Interview mit Thomas Schnalke, Flughafen Düsseldorf
«Ryanair wird nennenswerten Auftritt in Düsseldorf haben»
Flughafen-Düsseldorf-Chef Thomas Schnalke über neue Langstreckenziele, Billigairlines, verspätete Eurowings-Flüge und ein Thema, bei dem ihm der Glauben abhanden gekommen ist.
Thomas Schnalke, Chef des Flughafens Düsseldorf: Fliegt gerne nach Athen.
Thomas Schnalke, Chef des Flughafens Düsseldorf: Fliegt gerne nach Athen.
Vor sieben Monaten hoben die letzten Flüge von Air Berlin ab. Fehlt dem Flughafen Düsseldorf heute noch etwas als Folge des Wegfalls der wichtigen Airline?
Thomas Schnalke*: Wir haben immer noch weniger Verkehr als im Vorjahr. Wir vermissen aber nichts, was nicht Anfang 2019 wieder da sein wird. Gemeinsam mit Eurowings ist es uns gelungen, wieder herzustellen, was durch die Air-Berlin-Insolvenz weggefallen ist, besonders auch bei der Langstrecke. Bis zum Jahresende wird die Eurowings einen Marktanteil von rund 45 Prozent in Düsseldorf erreichen und mit Beginn des Winterflugplans acht Langstreckenflugzeuge hier stationiert haben. Dazu hat sie ein starkes Europanetz, das die nötige Zubringerquote gewährleistet.
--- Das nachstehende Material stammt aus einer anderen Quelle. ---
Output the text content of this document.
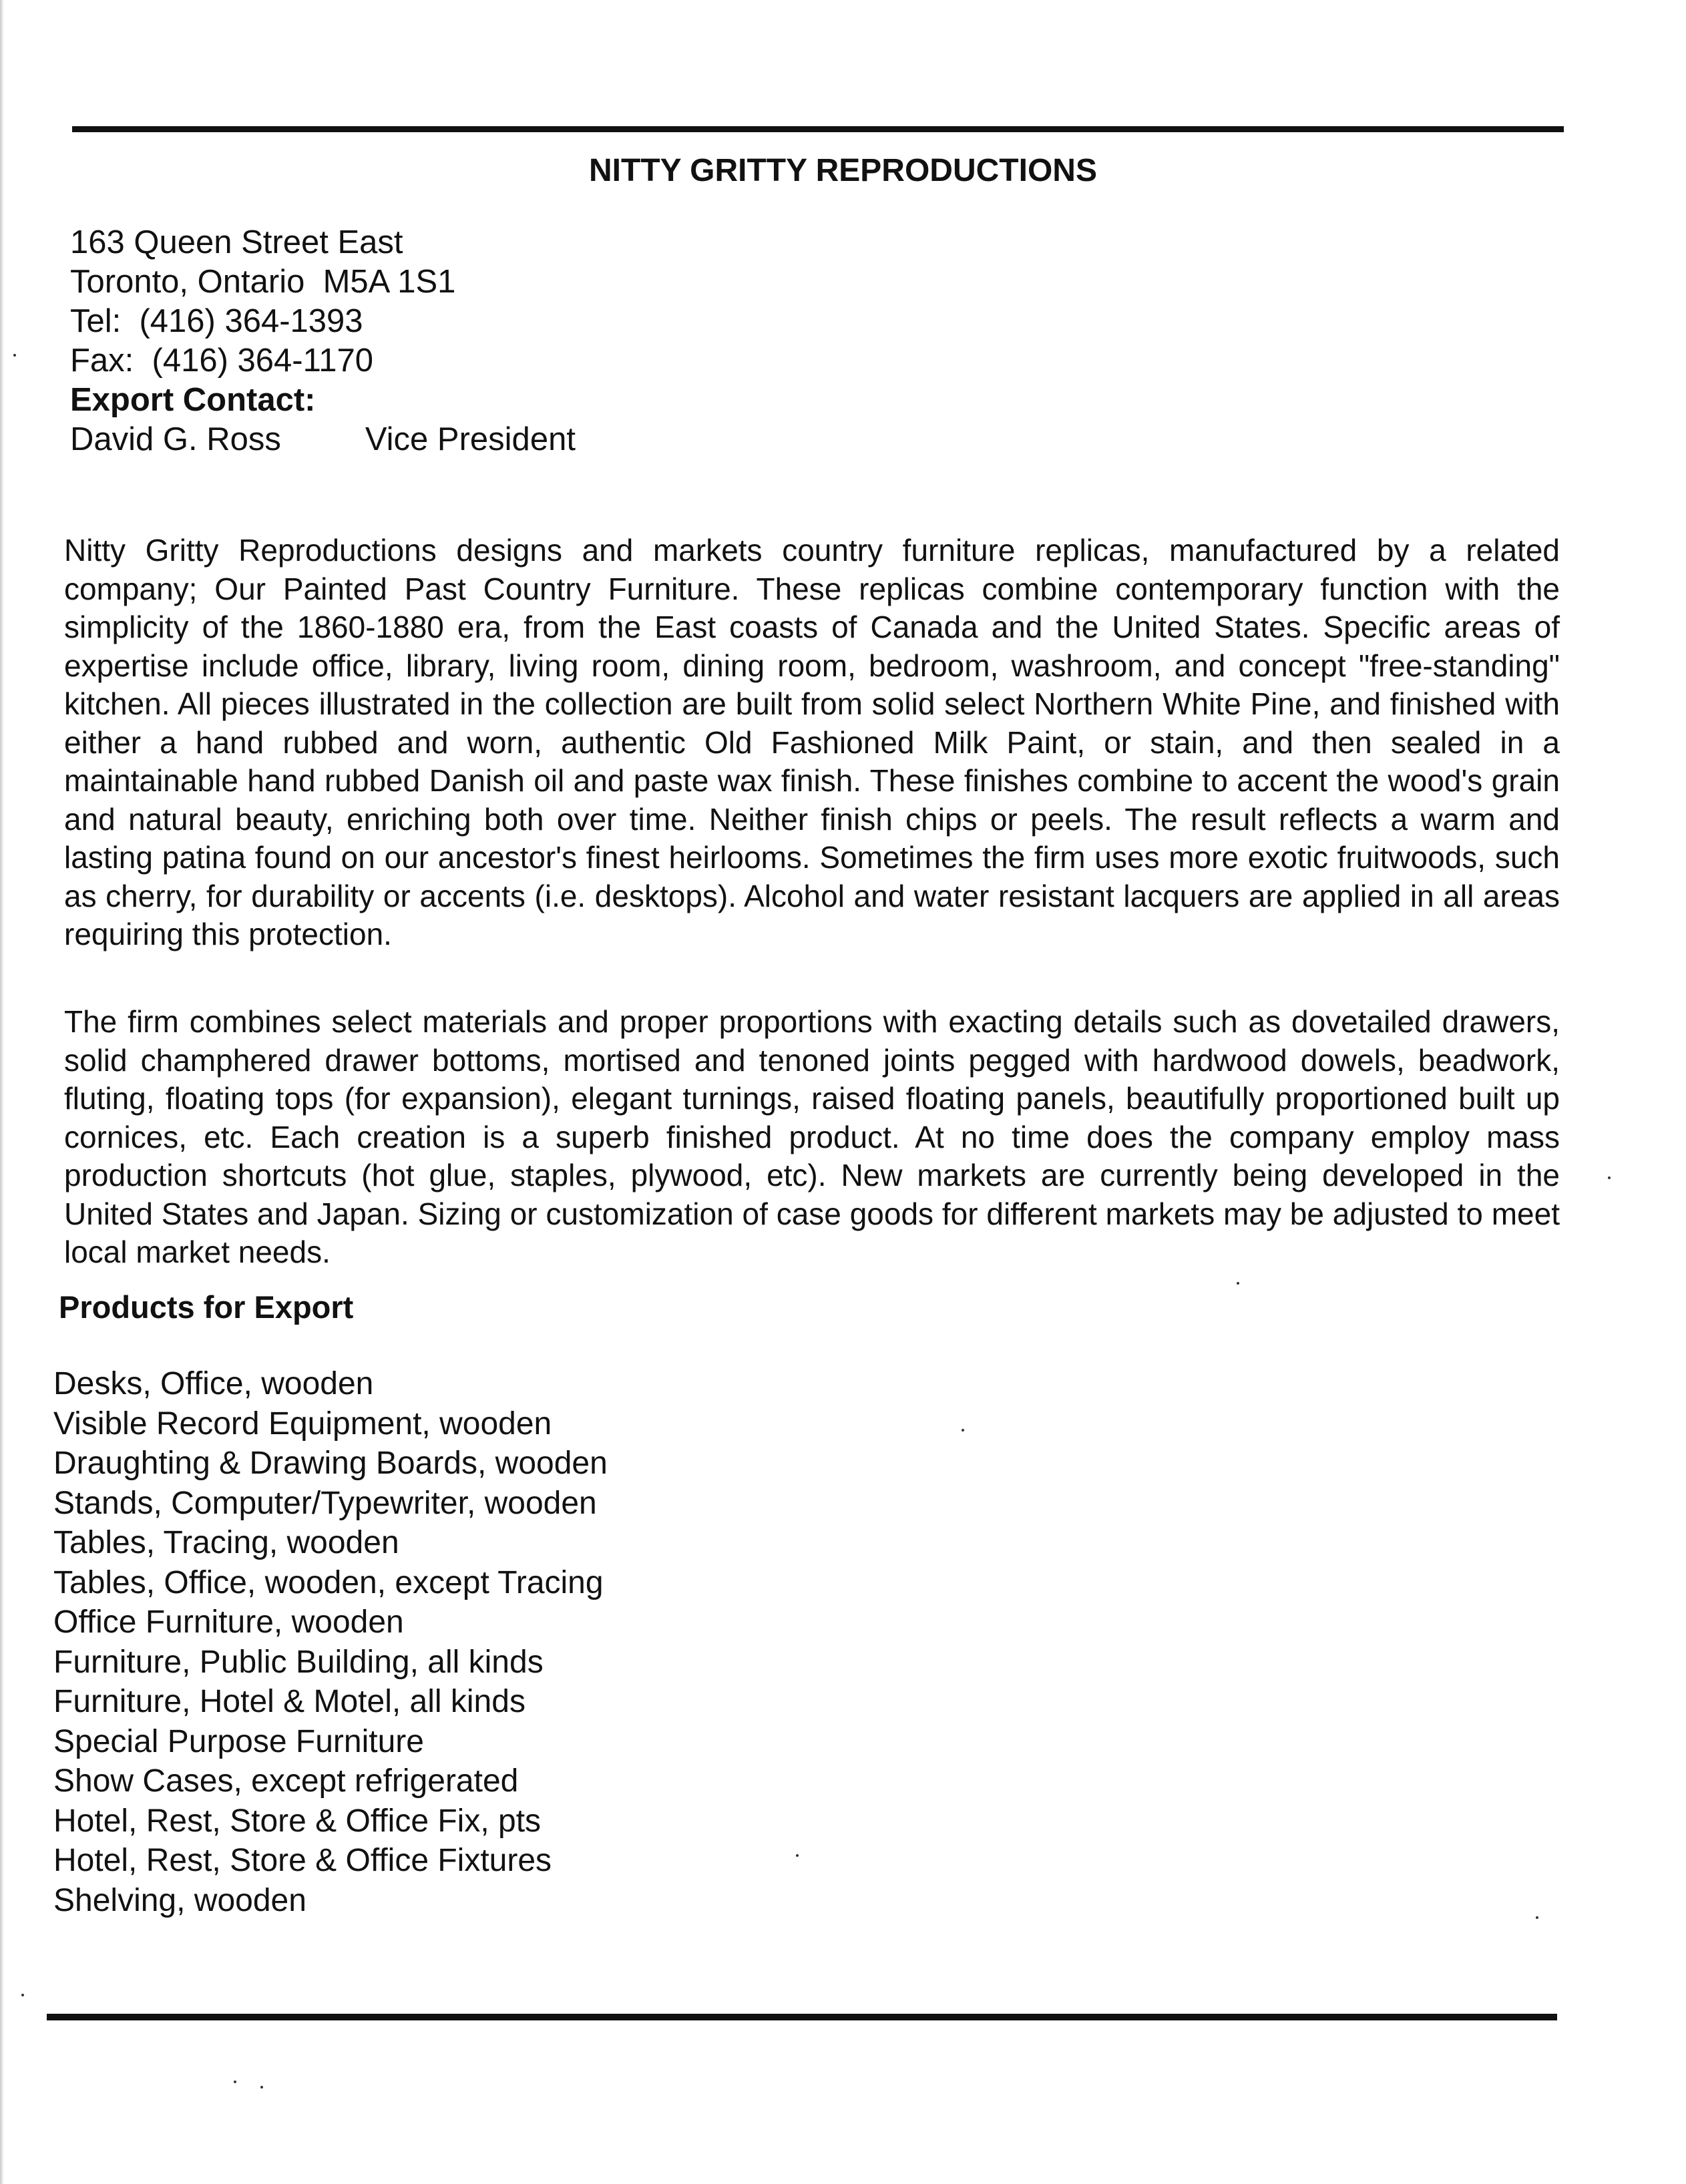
NITTY GRITTY REPRODUCTIONS
163 Queen Street East
Toronto, Ontario  M5A 1S1
Tel:  (416) 364-1393
Fax:  (416) 364-1170
Export Contact:
David G. Ross	Vice President

Nitty Gritty Reproductions designs and markets country furniture replicas, manufactured by a related company; Our Painted Past Country Furniture. These replicas combine contemporary function with the simplicity of the 1860-1880 era, from the East coasts of Canada and the United States. Specific areas of expertise include office, library, living room, dining room, bedroom, washroom, and concept "free-standing" kitchen. All pieces illustrated in the collection are built from solid select Northern White Pine, and finished with either a hand rubbed and worn, authentic Old Fashioned Milk Paint, or stain, and then sealed in a maintainable hand rubbed Danish oil and paste wax finish. These finishes combine to accent the wood's grain and natural beauty, enriching both over time. Neither finish chips or peels. The result reflects a warm and lasting patina found on our ancestor's finest heirlooms. Sometimes the firm uses more exotic fruitwoods, such as cherry, for durability or accents (i.e. desktops). Alcohol and water resistant lacquers are applied in all areas requiring this protection.

The firm combines select materials and proper proportions with exacting details such as dovetailed drawers, solid champhered drawer bottoms, mortised and tenoned joints pegged with hardwood dowels, beadwork, fluting, floating tops (for expansion), elegant turnings, raised floating panels, beautifully proportioned built up cornices, etc. Each creation is a superb finished product. At no time does the company employ mass production shortcuts (hot glue, staples, plywood, etc). New markets are currently being developed in the United States and Japan. Sizing or customization of case goods for different markets may be adjusted to meet local market needs.

Products for Export
Desks, Office, wooden
Visible Record Equipment, wooden
Draughting & Drawing Boards, wooden
Stands, Computer/Typewriter, wooden
Tables, Tracing, wooden
Tables, Office, wooden, except Tracing
Office Furniture, wooden
Furniture, Public Building, all kinds
Furniture, Hotel & Motel, all kinds
Special Purpose Furniture
Show Cases, except refrigerated
Hotel, Rest, Store & Office Fix, pts
Hotel, Rest, Store & Office Fixtures
Shelving, wooden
Wie haben Sie Eurowings dazu bewogen, die Langstreckenflieger von Köln/Bonn nach Düsseldorf zu verlegen?
Eurowings hat sich entschieden, in Düsseldorf die Langstreckenaktivitäten zu ersetzen, die mit dem Marktaustritt von Air Berlin weggefallen sind. Und das basierend auf der Strategie, das eigene Langstreckenangebot auszubauen. So fiel die Entscheidung, in Düsseldorf ein sehr großes Netz aufzubauen. Da ist es nur folgerichtig, den Langstreckenverkehr hier zu konzentrieren.
Bei einem Marktanteil von 45 Prozent sind sie sehr abhängig von Eurowings.
Schauen Sie sich die europäischen Flughäfen an, die einen dominierenden Anbieter aus der Lufthansa-Gruppe haben. Das sind nach meiner Erkenntnis die Flughäfen, denen es sehr gut geht und die sehr erfolgreich sind. Insofern reihen wir uns hier gerne ein.
Aber Lufthansa-Chef Carsten Spohr kritisiert auch gerne Mal die hohen Kosten in Düsseldorf. Was entgegnen Sie ihm?
Es ist doch völlig normal, dass sich Flughäfen und Airlines über Preise unterhalten. Ich denke, dass wir Lösungen gefunden haben, die vernünftig sind für beide Seiten. Es gibt keine offenen Punkte mehr. Fakt ist aber, dass wir uns in Düsseldorf keinen Verkehr einkaufen.
Im März gab es 126 Landungen zwischen 23 Uhr und 6 Uhr – so viele wie noch nie in diesem Monat. Der Großteil waren Eurowings-Flüge. Wenn man bedenkt, dass die Airline wächst und sich etliches noch einspielen muss: Wann sinkt die Zahl der verspäteten Landungen wieder?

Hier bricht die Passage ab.